Tuesday, January 12, 2016

Overheard at Table 2: A Comment from Cryptograms.com

"Hey check this out, I thought this was so cool.  When I finished this cryptogram today, something from Gertrude Stein about like 'What is the answer?  There ain't no answer, THAT's the answer!' and there's always a comment section and this one from one of the players was so cool, check it out:





Andy451 on 2015-04-20 12:24:57

Here was a writer who refuted the hippie quest to find "the answer" to the meaning of life, and all the large and small riddles of existence, in the roaring twenties with her ex pat friends in Paris, forty years before there were hippies. After the Beatles went to India to seek "the answer" from the Maharishi, hippies everywhere sought out gurus to find the answer to life's persistent questions. Some people used drugs, some went on pilgrimages, some lived on communes, some joined Vista or the Peace Corps, some practiced meditation, or attempted to live closer to nature in order to find "the answer." They went to Yasgur's farm in Woodstock, New York for example. Wittgenstein and Nietzsche would agree with Gertrude Stein, being philosophical boyos who hated rigid and orthodox systems of thinking or feeling. Voltaire would disagree. And his answer? No, it was not to go on a wild goose chase for the Holy Grail like the brave and bold knights of Monty Python. A friend of mine saw Voltaire once at a Whole Foods market in Queens one time. He was hurling pesticide free Gala apples, free range chickens, and locally grown heirloom tomatoes and corn on the cob picked that day at upper management types and ordinary customers. "Plant your own garden!", he yelled at the people in a jaunty French.

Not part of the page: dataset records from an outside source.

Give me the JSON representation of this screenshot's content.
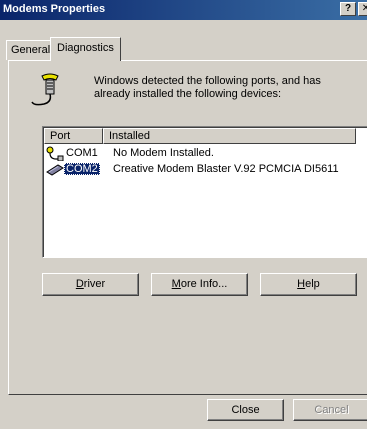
{
  "window": {
    "title": "Modems Properties",
    "help_glyph": "?",
    "close_glyph": "✕"
  },
  "tabs": [
    {
      "label": "General",
      "active": false
    },
    {
      "label": "Diagnostics",
      "active": true
    }
  ],
  "diagnostics": {
    "description_line1": "Windows detected the following ports, and has",
    "description_line2": "already installed the following devices:",
    "icon": "modem-icon",
    "list": {
      "columns": [
        "Port",
        "Installed"
      ],
      "rows": [
        {
          "port": "COM1",
          "installed": "No Modem Installed.",
          "icon": "serial-port-icon",
          "selected": false
        },
        {
          "port": "COM2",
          "installed": "Creative Modem Blaster V.92 PCMCIA DI5611",
          "icon": "pcmcia-card-icon",
          "selected": true
        }
      ]
    },
    "buttons": {
      "driver_first": "D",
      "driver_rest": "river",
      "more_first": "M",
      "more_rest": "ore Info...",
      "help_first": "H",
      "help_rest": "elp"
    }
  },
  "footer": {
    "close_label": "Close",
    "cancel_label": "Cancel"
  },
  "colors": {
    "titlebar_start": "#0a246a",
    "titlebar_end": "#3a6ea5",
    "face": "#d4d0c8",
    "selection": "#0a246a"
  }
}
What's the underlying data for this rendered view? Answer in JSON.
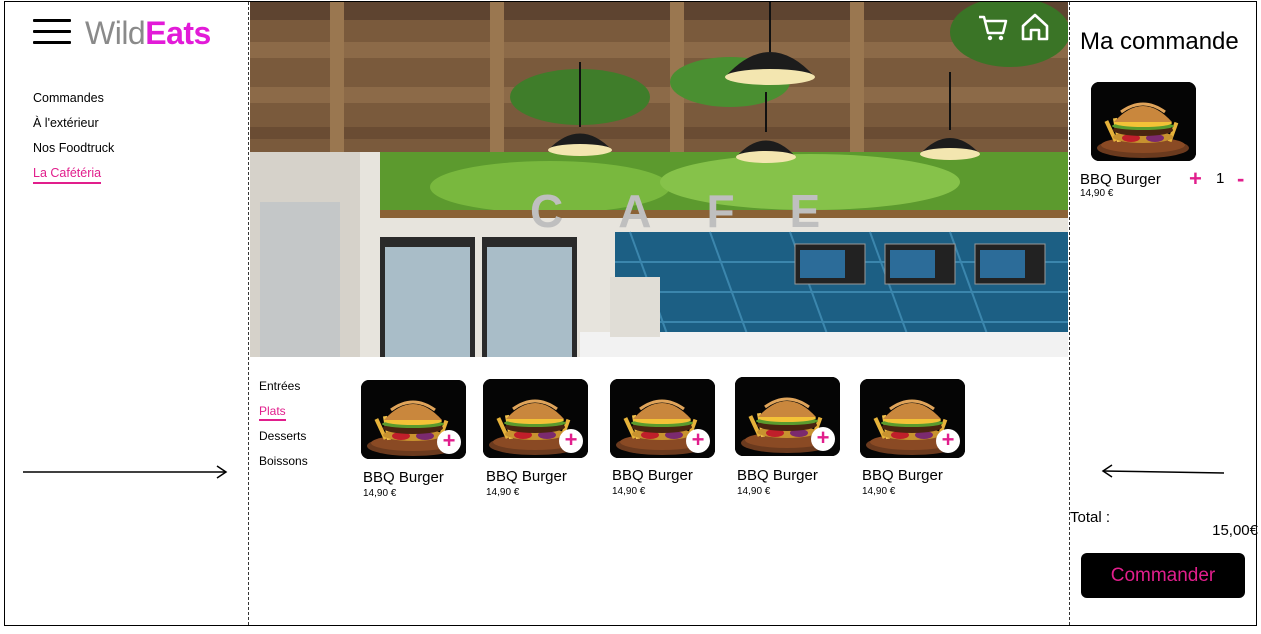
{
  "brand": {
    "part1": "Wild",
    "part2": "Eats"
  },
  "nav": [
    {
      "label": "Commandes",
      "active": false
    },
    {
      "label": "À l'extérieur",
      "active": false
    },
    {
      "label": "Nos Foodtruck",
      "active": false
    },
    {
      "label": "La Cafétéria",
      "active": true
    }
  ],
  "hero": {
    "sign": "CAFE"
  },
  "categories": [
    {
      "label": "Entrées",
      "active": false
    },
    {
      "label": "Plats",
      "active": true
    },
    {
      "label": "Desserts",
      "active": false
    },
    {
      "label": "Boissons",
      "active": false
    }
  ],
  "products": [
    {
      "name": "BBQ Burger",
      "price": "14,90 €"
    },
    {
      "name": "BBQ Burger",
      "price": "14,90 €"
    },
    {
      "name": "BBQ Burger",
      "price": "14,90 €"
    },
    {
      "name": "BBQ Burger",
      "price": "14,90 €"
    },
    {
      "name": "BBQ Burger",
      "price": "14,90 €"
    }
  ],
  "order": {
    "title": "Ma commande",
    "item": {
      "name": "BBQ Burger",
      "price": "14,90 €",
      "qty": "1"
    },
    "plus": "+",
    "minus": "-",
    "total_label": "Total :",
    "total_value": "15,00€",
    "button": "Commander"
  },
  "icons": {
    "cart": "cart-icon",
    "home": "home-icon",
    "add": "plus-icon"
  },
  "colors": {
    "accent": "#e11e8c",
    "logo_accent": "#e21bd8",
    "logo_grey": "#8a8a8a"
  }
}
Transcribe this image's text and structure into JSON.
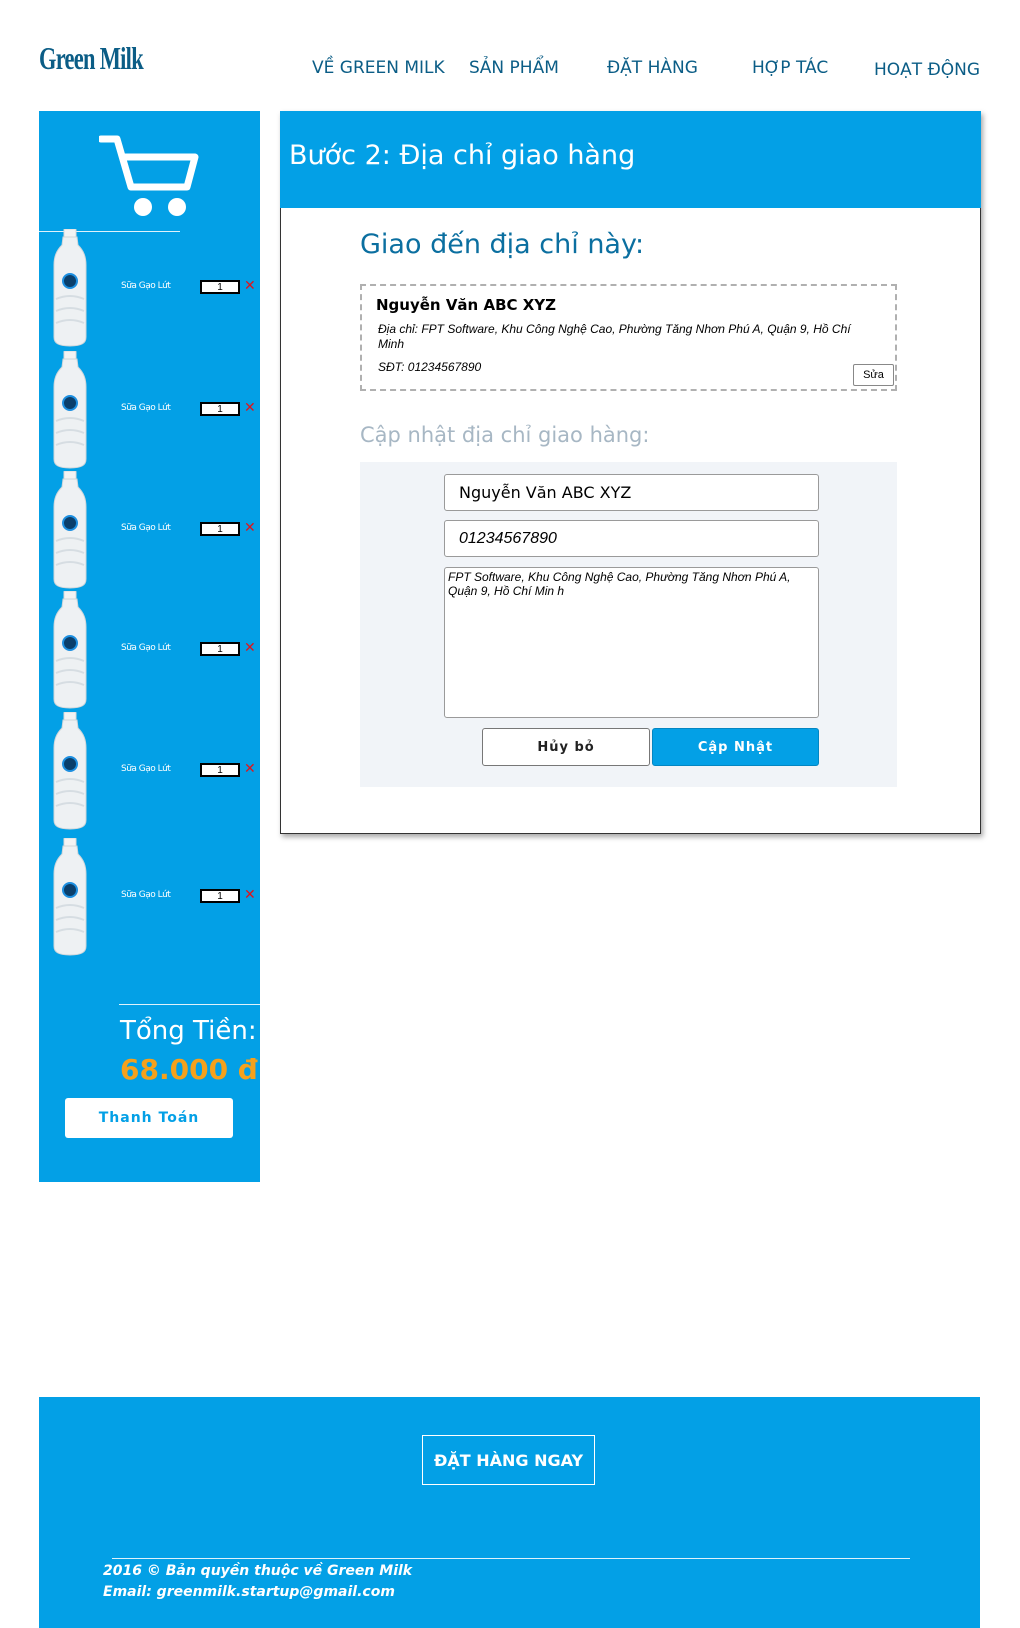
{
  "brand": {
    "logo": "Green Milk"
  },
  "nav": [
    {
      "label": "VỀ GREEN MILK"
    },
    {
      "label": "SẢN PHẨM"
    },
    {
      "label": "ĐẶT HÀNG"
    },
    {
      "label": "HỢP TÁC"
    },
    {
      "label": "HOẠT ĐỘNG"
    }
  ],
  "cart": {
    "icon": "shopping-cart-icon",
    "items": [
      {
        "name": "Sữa Gạo Lứt",
        "qty": "1"
      },
      {
        "name": "Sữa Gạo Lứt",
        "qty": "1"
      },
      {
        "name": "Sữa Gạo Lứt",
        "qty": "1"
      },
      {
        "name": "Sữa Gạo Lứt",
        "qty": "1"
      },
      {
        "name": "Sữa Gạo Lứt",
        "qty": "1"
      },
      {
        "name": "Sữa Gạo Lứt",
        "qty": "1"
      }
    ],
    "remove_symbol": "✕",
    "total_label": "Tổng Tiền:",
    "total_value": "68.000 đ",
    "checkout_label": "Thanh Toán"
  },
  "step": {
    "title": "Bước 2: Địa chỉ giao hàng",
    "deliver_heading": "Giao đến địa chỉ này:",
    "address_card": {
      "name": "Nguyễn Văn ABC XYZ",
      "address": "Địa chỉ: FPT Software, Khu Công Nghệ Cao, Phường Tăng Nhơn Phú A, Quận 9, Hồ Chí Minh",
      "phone": "SĐT: 01234567890",
      "edit_label": "Sửa"
    },
    "update_heading": "Cập nhật địa chỉ giao hàng:",
    "form": {
      "name_value": "Nguyễn Văn ABC XYZ",
      "phone_value": "01234567890",
      "address_value": "FPT Software, Khu Công Nghệ Cao, Phường Tăng Nhơn Phú A, Quận 9, Hồ Chí Min h",
      "cancel_label": "Hủy bỏ",
      "update_label": "Cập Nhật"
    }
  },
  "footer": {
    "order_now": "ĐẶT HÀNG NGAY",
    "copyright": "2016 © Bản quyền thuộc về Green Milk",
    "email": "Email: greenmilk.startup@gmail.com"
  },
  "colors": {
    "accent": "#03a0e6",
    "nav": "#0b5d86",
    "total": "#f5a11c",
    "remove": "#e0141b"
  }
}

Of course, it could be that he was just swearing at people, and this platitude is only a polite malapropism for what he really said.








"Now I don't know what all he's really talking about because Stein died just after WW2 and never saw no hippies, but I think he was talking metaphorically, but I love that bit about Voltaire in the grocery store - wasn't there some poem by Ginsberg about talking to Walt Whitman in a grocery store?  I think there was.  I need to Google that."